Recomendou‑se evicção de exposição ao frio (nomeadamente após administração de VIT), mantendo‑se profilaxia com anti-histamínico e antileucotrienos orais.

Atualmente a doente encontra‑se assintomática, não se registando reações locais ou sistémicas durante ou após as últimas administrações de VIT (com a dose de veneno preconizada inicialmente ao 6.º mês após protocolo ultra‑rush).

O controlo analítico atual revela diminuição de IgE específica para abelha (4,73 kUA/L).

DISCUSSÃO A urticária adquirida ao frio (UAF) carateriza‑se pela ocorrência de urticária e/ou angioedema após exposição ao frio. Sendo rara em idade pediátrica, na maioria dos casos é idiopática. Causas secundárias incluem crioglobulinemia, défices do complemento, vasculites, neoplasias e doenças infeciosas9.

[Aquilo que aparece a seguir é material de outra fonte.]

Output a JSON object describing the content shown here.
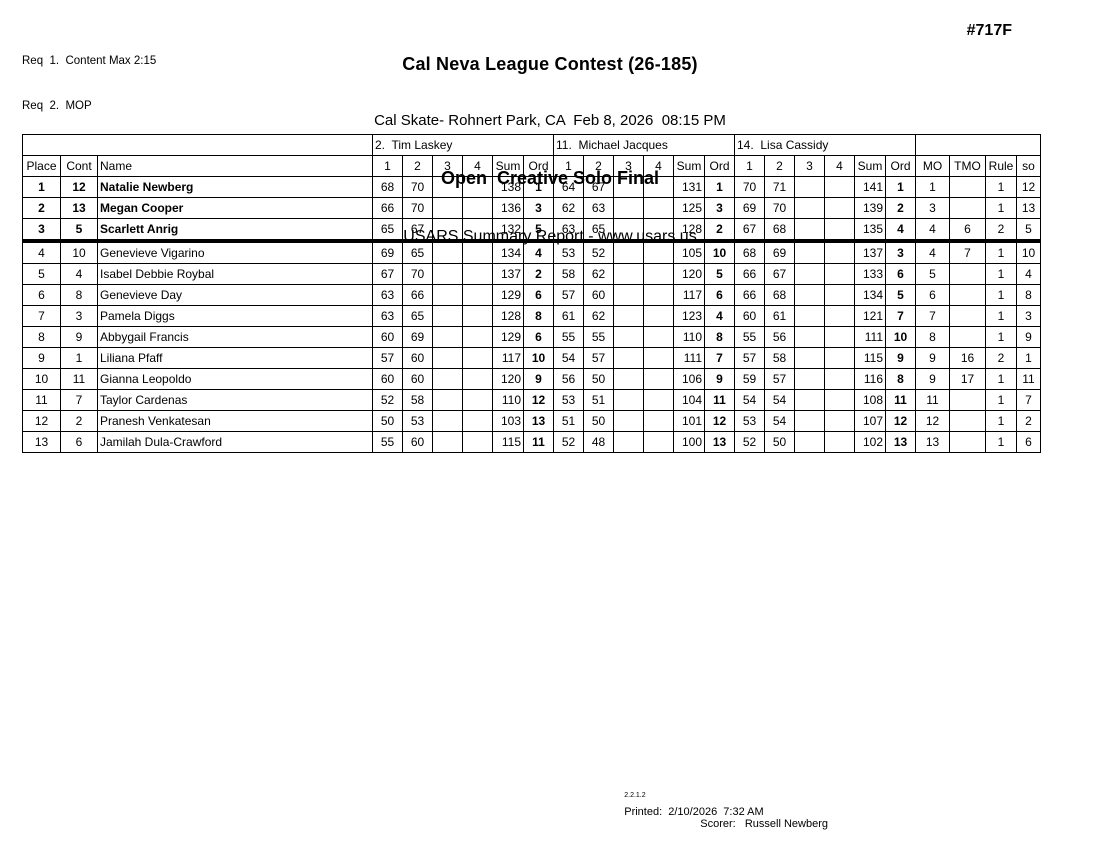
{
  "header": {
    "req1": "Req  1.  Content Max 2:15",
    "req2": "Req  2.  MOP",
    "title": "Cal Neva League Contest (26-185)",
    "subtitle": "Cal Skate- Rohnert Park, CA  Feb 8, 2026  08:15 PM",
    "event": "Open  Creative Solo Final",
    "report": "USARS Summary Report - www.usars.us",
    "number": "#717F"
  },
  "table": {
    "judges": [
      "2.  Tim Laskey",
      "11.  Michael Jacques",
      "14.  Lisa Cassidy"
    ],
    "left_cols": [
      "Place",
      "Cont",
      "Name"
    ],
    "score_cols": [
      "1",
      "2",
      "3",
      "4",
      "Sum",
      "Ord"
    ],
    "right_cols": [
      "MO",
      "TMO",
      "Rule",
      "so"
    ],
    "rows": [
      {
        "place": "1",
        "cont": "12",
        "name": "Natalie Newberg",
        "bold": true,
        "judges": [
          [
            "68",
            "70",
            "",
            "",
            "138",
            "1"
          ],
          [
            "64",
            "67",
            "",
            "",
            "131",
            "1"
          ],
          [
            "70",
            "71",
            "",
            "",
            "141",
            "1"
          ]
        ],
        "mo": "1",
        "tmo": "",
        "rule": "1",
        "so": "12"
      },
      {
        "place": "2",
        "cont": "13",
        "name": "Megan Cooper",
        "bold": true,
        "judges": [
          [
            "66",
            "70",
            "",
            "",
            "136",
            "3"
          ],
          [
            "62",
            "63",
            "",
            "",
            "125",
            "3"
          ],
          [
            "69",
            "70",
            "",
            "",
            "139",
            "2"
          ]
        ],
        "mo": "3",
        "tmo": "",
        "rule": "1",
        "so": "13"
      },
      {
        "place": "3",
        "cont": "5",
        "name": "Scarlett Anrig",
        "bold": true,
        "cut": true,
        "judges": [
          [
            "65",
            "67",
            "",
            "",
            "132",
            "5"
          ],
          [
            "63",
            "65",
            "",
            "",
            "128",
            "2"
          ],
          [
            "67",
            "68",
            "",
            "",
            "135",
            "4"
          ]
        ],
        "mo": "4",
        "tmo": "6",
        "rule": "2",
        "so": "5"
      },
      {
        "place": "4",
        "cont": "10",
        "name": "Genevieve Vigarino",
        "bold": false,
        "judges": [
          [
            "69",
            "65",
            "",
            "",
            "134",
            "4"
          ],
          [
            "53",
            "52",
            "",
            "",
            "105",
            "10"
          ],
          [
            "68",
            "69",
            "",
            "",
            "137",
            "3"
          ]
        ],
        "mo": "4",
        "tmo": "7",
        "rule": "1",
        "so": "10"
      },
      {
        "place": "5",
        "cont": "4",
        "name": "Isabel Debbie Roybal",
        "bold": false,
        "judges": [
          [
            "67",
            "70",
            "",
            "",
            "137",
            "2"
          ],
          [
            "58",
            "62",
            "",
            "",
            "120",
            "5"
          ],
          [
            "66",
            "67",
            "",
            "",
            "133",
            "6"
          ]
        ],
        "mo": "5",
        "tmo": "",
        "rule": "1",
        "so": "4"
      },
      {
        "place": "6",
        "cont": "8",
        "name": "Genevieve Day",
        "bold": false,
        "judges": [
          [
            "63",
            "66",
            "",
            "",
            "129",
            "6"
          ],
          [
            "57",
            "60",
            "",
            "",
            "117",
            "6"
          ],
          [
            "66",
            "68",
            "",
            "",
            "134",
            "5"
          ]
        ],
        "mo": "6",
        "tmo": "",
        "rule": "1",
        "so": "8"
      },
      {
        "place": "7",
        "cont": "3",
        "name": "Pamela Diggs",
        "bold": false,
        "judges": [
          [
            "63",
            "65",
            "",
            "",
            "128",
            "8"
          ],
          [
            "61",
            "62",
            "",
            "",
            "123",
            "4"
          ],
          [
            "60",
            "61",
            "",
            "",
            "121",
            "7"
          ]
        ],
        "mo": "7",
        "tmo": "",
        "rule": "1",
        "so": "3"
      },
      {
        "place": "8",
        "cont": "9",
        "name": "Abbygail Francis",
        "bold": false,
        "judges": [
          [
            "60",
            "69",
            "",
            "",
            "129",
            "6"
          ],
          [
            "55",
            "55",
            "",
            "",
            "110",
            "8"
          ],
          [
            "55",
            "56",
            "",
            "",
            "111",
            "10"
          ]
        ],
        "mo": "8",
        "tmo": "",
        "rule": "1",
        "so": "9"
      },
      {
        "place": "9",
        "cont": "1",
        "name": "Liliana Pfaff",
        "bold": false,
        "judges": [
          [
            "57",
            "60",
            "",
            "",
            "117",
            "10"
          ],
          [
            "54",
            "57",
            "",
            "",
            "111",
            "7"
          ],
          [
            "57",
            "58",
            "",
            "",
            "115",
            "9"
          ]
        ],
        "mo": "9",
        "tmo": "16",
        "rule": "2",
        "so": "1"
      },
      {
        "place": "10",
        "cont": "11",
        "name": "Gianna Leopoldo",
        "bold": false,
        "judges": [
          [
            "60",
            "60",
            "",
            "",
            "120",
            "9"
          ],
          [
            "56",
            "50",
            "",
            "",
            "106",
            "9"
          ],
          [
            "59",
            "57",
            "",
            "",
            "116",
            "8"
          ]
        ],
        "mo": "9",
        "tmo": "17",
        "rule": "1",
        "so": "11"
      },
      {
        "place": "11",
        "cont": "7",
        "name": "Taylor Cardenas",
        "bold": false,
        "judges": [
          [
            "52",
            "58",
            "",
            "",
            "110",
            "12"
          ],
          [
            "53",
            "51",
            "",
            "",
            "104",
            "11"
          ],
          [
            "54",
            "54",
            "",
            "",
            "108",
            "11"
          ]
        ],
        "mo": "11",
        "tmo": "",
        "rule": "1",
        "so": "7"
      },
      {
        "place": "12",
        "cont": "2",
        "name": "Pranesh Venkatesan",
        "bold": false,
        "judges": [
          [
            "50",
            "53",
            "",
            "",
            "103",
            "13"
          ],
          [
            "51",
            "50",
            "",
            "",
            "101",
            "12"
          ],
          [
            "53",
            "54",
            "",
            "",
            "107",
            "12"
          ]
        ],
        "mo": "12",
        "tmo": "",
        "rule": "1",
        "so": "2"
      },
      {
        "place": "13",
        "cont": "6",
        "name": "Jamilah Dula-Crawford",
        "bold": false,
        "judges": [
          [
            "55",
            "60",
            "",
            "",
            "115",
            "11"
          ],
          [
            "52",
            "48",
            "",
            "",
            "100",
            "13"
          ],
          [
            "52",
            "50",
            "",
            "",
            "102",
            "13"
          ]
        ],
        "mo": "13",
        "tmo": "",
        "rule": "1",
        "so": "6"
      }
    ]
  },
  "footer": {
    "version": "2.2.1.2",
    "printed": "Printed:  2/10/2026  7:32 AM",
    "scorer": "Scorer:   Russell Newberg"
  }
}
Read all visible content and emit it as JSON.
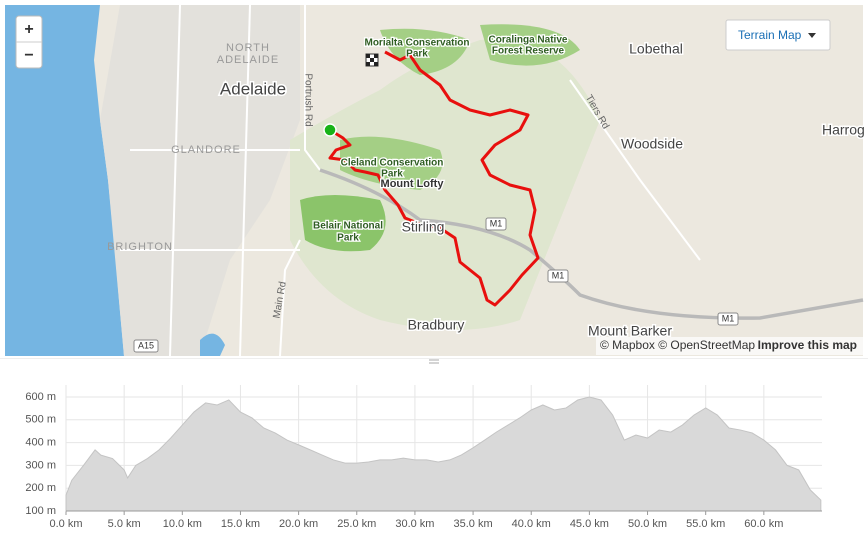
{
  "map": {
    "controls": {
      "zoom_in": "+",
      "zoom_out": "−",
      "layer": "Terrain Map"
    },
    "labels": [
      "Morialta Conservation",
      "Park",
      "Coralinga Native",
      "Forest Reserve",
      "NORTH",
      "ADELAIDE",
      "Adelaide",
      "Portrush Rd",
      "GLANDORE",
      "Cleland Conservation",
      "Park",
      "Mount Lofty",
      "Belair National",
      "Park",
      "Stirling",
      "Lobethal",
      "Woodside",
      "Harrog",
      "Tiers Rd",
      "Main Rd",
      "BRIGHTON",
      "Bradbury",
      "Mount Barker",
      "M1",
      "M1",
      "M1",
      "A15"
    ],
    "attribution": "© Mapbox © OpenStreetMap",
    "improve": "Improve this map"
  },
  "chart_data": {
    "type": "area",
    "color": "#d9d9d9",
    "grid": true,
    "x": [
      0,
      0.5,
      1.5,
      2.5,
      3,
      4,
      5,
      5.3,
      6,
      7,
      8,
      9,
      10,
      11,
      12,
      13,
      14,
      15,
      16,
      17,
      18,
      19,
      20,
      21,
      22,
      23,
      24,
      25,
      26,
      27,
      28,
      29,
      30,
      31,
      32,
      33,
      34,
      35,
      36,
      37,
      38,
      39,
      40,
      41,
      42,
      43,
      44,
      45,
      46,
      47,
      48,
      49,
      50,
      51,
      52,
      53,
      54,
      55,
      56,
      57,
      58,
      59,
      60,
      61,
      62,
      63,
      64,
      64.9
    ],
    "values": [
      170,
      235,
      300,
      368,
      345,
      330,
      280,
      245,
      300,
      330,
      368,
      420,
      477,
      534,
      574,
      565,
      587,
      534,
      508,
      464,
      442,
      411,
      390,
      368,
      346,
      324,
      310,
      310,
      315,
      324,
      324,
      332,
      324,
      324,
      315,
      324,
      346,
      377,
      411,
      446,
      477,
      508,
      543,
      565,
      543,
      552,
      587,
      600,
      587,
      521,
      411,
      433,
      420,
      455,
      446,
      477,
      521,
      552,
      521,
      464,
      455,
      442,
      411,
      368,
      300,
      280,
      192,
      148
    ],
    "xlim": [
      0,
      65
    ],
    "ylim": [
      100,
      600
    ],
    "xticks": [
      {
        "value": 0,
        "label": "0.0 km"
      },
      {
        "value": 5,
        "label": "5.0 km"
      },
      {
        "value": 10,
        "label": "10.0 km"
      },
      {
        "value": 15,
        "label": "15.0 km"
      },
      {
        "value": 20,
        "label": "20.0 km"
      },
      {
        "value": 25,
        "label": "25.0 km"
      },
      {
        "value": 30,
        "label": "30.0 km"
      },
      {
        "value": 35,
        "label": "35.0 km"
      },
      {
        "value": 40,
        "label": "40.0 km"
      },
      {
        "value": 45,
        "label": "45.0 km"
      },
      {
        "value": 50,
        "label": "50.0 km"
      },
      {
        "value": 55,
        "label": "55.0 km"
      },
      {
        "value": 60,
        "label": "60.0 km"
      }
    ],
    "yticks": [
      {
        "value": 100,
        "label": "100 m"
      },
      {
        "value": 200,
        "label": "200 m"
      },
      {
        "value": 300,
        "label": "300 m"
      },
      {
        "value": 400,
        "label": "400 m"
      },
      {
        "value": 500,
        "label": "500 m"
      },
      {
        "value": 600,
        "label": "600 m"
      }
    ]
  }
}
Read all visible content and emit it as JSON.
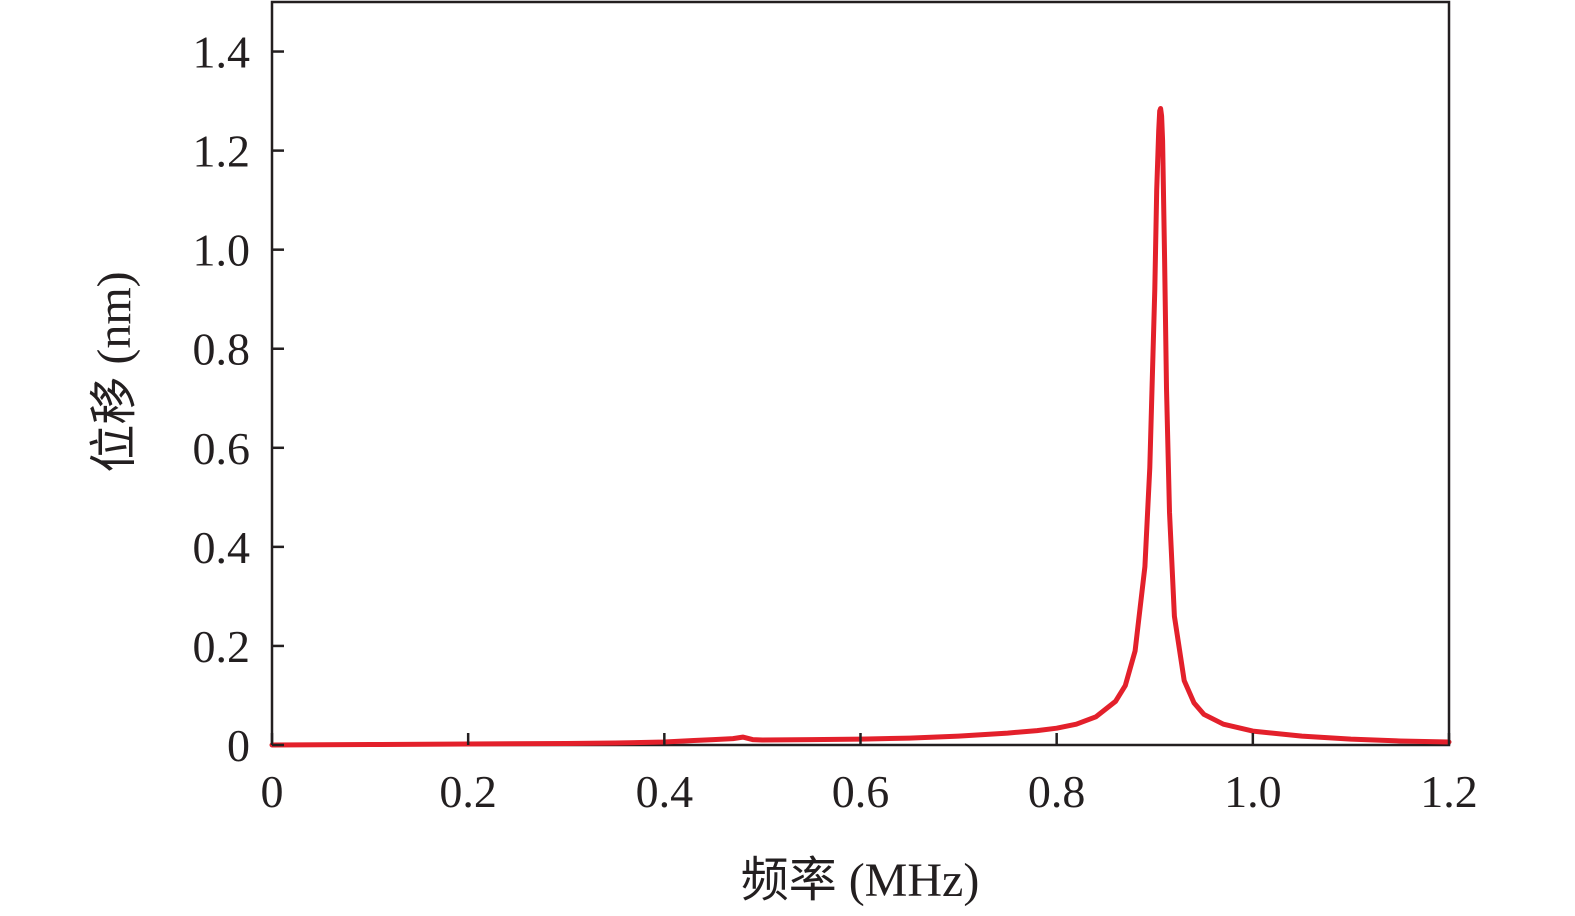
{
  "chart_data": {
    "type": "line",
    "xlabel": "频率 (MHz)",
    "ylabel": "位移 (nm)",
    "xlim": [
      0,
      1.2
    ],
    "ylim": [
      0,
      1.5
    ],
    "xticks": [
      0,
      0.2,
      0.4,
      0.6,
      0.8,
      1.0,
      1.2
    ],
    "xtick_labels": [
      "0",
      "0.2",
      "0.4",
      "0.6",
      "0.8",
      "1.0",
      "1.2"
    ],
    "yticks": [
      0,
      0.2,
      0.4,
      0.6,
      0.8,
      1.0,
      1.2,
      1.4
    ],
    "ytick_labels": [
      "0",
      "0.2",
      "0.4",
      "0.6",
      "0.8",
      "1.0",
      "1.2",
      "1.4"
    ],
    "grid": false,
    "legend": "none",
    "series": [
      {
        "color": "#e3202b",
        "x": [
          0,
          0.1,
          0.2,
          0.3,
          0.35,
          0.4,
          0.43,
          0.45,
          0.47,
          0.48,
          0.49,
          0.5,
          0.55,
          0.6,
          0.65,
          0.7,
          0.75,
          0.78,
          0.8,
          0.82,
          0.84,
          0.86,
          0.87,
          0.88,
          0.89,
          0.895,
          0.9,
          0.902,
          0.904,
          0.905,
          0.906,
          0.907,
          0.908,
          0.91,
          0.912,
          0.915,
          0.92,
          0.93,
          0.94,
          0.95,
          0.97,
          1.0,
          1.05,
          1.1,
          1.15,
          1.2
        ],
        "y": [
          0,
          0.001,
          0.002,
          0.003,
          0.004,
          0.006,
          0.009,
          0.011,
          0.013,
          0.016,
          0.011,
          0.01,
          0.011,
          0.012,
          0.014,
          0.018,
          0.024,
          0.029,
          0.034,
          0.042,
          0.057,
          0.088,
          0.12,
          0.19,
          0.36,
          0.56,
          0.92,
          1.12,
          1.24,
          1.28,
          1.285,
          1.27,
          1.22,
          0.98,
          0.72,
          0.47,
          0.26,
          0.13,
          0.085,
          0.062,
          0.042,
          0.028,
          0.018,
          0.012,
          0.008,
          0.006
        ]
      }
    ]
  }
}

Habitualmente é benigna e autolimitada, sendo os sintomas geralmente restritos às áreas expostas. No entanto, reações sistémicas (desde reações mucocutâneas com ou sem envolvimento respiratório, gastrintestinal e/ou cardiovascular) potencialmente fatais podem ocorrer, nomeadamente em caso de exposição intensa ou prolongada.

Curiosamente, foram descritos como prováveis fatores de risco para UAF, as picadas de medusas e as picadas de insetos, nomeadamente de abelha e vespa, bem como a imunoterapia com veneno de himenópteros10.

Embora a sensibilização a veneno de himenópteros seja relativamente comum, a associação à UAF tem sido pouco reportada. Por outro lado, e apesar da prevalência de doenças atópicas em doentes com UAF parecer semelhante à da população em geral, têm sido observados índices mais elevados de atopia nestes doentes10.

Os autores chamam a atenção para a pesquisa de comorbilidades em doentes a efetuar imunoterapia específica com alergénios e, em particular, a necessidade de investigação clínica de patologias como as urticárias físicas, geralmente autolimitadas e de resolução espontânea, e por isso raramente valorizadas. A sua coexistência ou o aparecimento durante a realização de ITA, nomeadamente com veneno de himenópteros, pode levar a diagnósticos erróneos de reação adversa a ITA, com a consequente suspensão da mesma, impedindo a evolução desejável da patologia alérgica de base, como é o caso da alergia a veneno de himenópteros.